I wish I could understand why it makes me feel so good to imagine I'm in this frail, hand-made structure in hostile weather (the igloo is quite similar if you think about it) and yet feel so safe and content. Maybe it's a primal thing. There are two moments from my childhood (the real one) that might explain my fondness for this kind of existence. One, stealing potatoes from my grandma's pantry and going outside with the neighborhood kids and cooking them on small fires we built. When I was growing up, you could get away with stuff like this. It obviously wasn't about eating those potatoes, it was about us providing sustenance for ourselves, feeling so powerful because we were feeding ourselves "in the wild". Stealing the potatoes might have cancelled some of that "ourselvesness", but we didn't care. It's not like we had time to grow them. Two, being caught in heavy rain while trekking in the mountains behind our country house with my parents and my brother and our dog and taking shelter in a suspended hay barn. I have very vivid memories of that experience and it is one of the purest moments of happiness in my life. The sneaking onto someone else's property, the feel and smell of the hay we lay on, the comfort and the stillness, the sound of the rain and the fact it was just us, the togetherness of the moment. It was perfect.

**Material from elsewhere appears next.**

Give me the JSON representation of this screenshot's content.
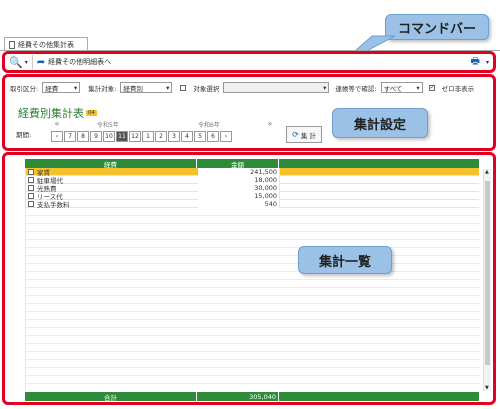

My third happy place, I don't really know why I keep pushing it on myself. It's supposed to be a hammock on a beautiful beach, sound of waves, maybe a nice drink in hand. Not sure if alone or not. I'm having trouble getting into this one, I always seem to start and I lose interest quite fast which is crazy because I'd love to transport myself in that scenario, even right now. I'll probably keep working on it. We'll see.

I have no idea why I felt the need to put all this down, since it's something very personal. I wonder if it will feel weird now I know other people know about it. And one last note: this is not a work of fiction.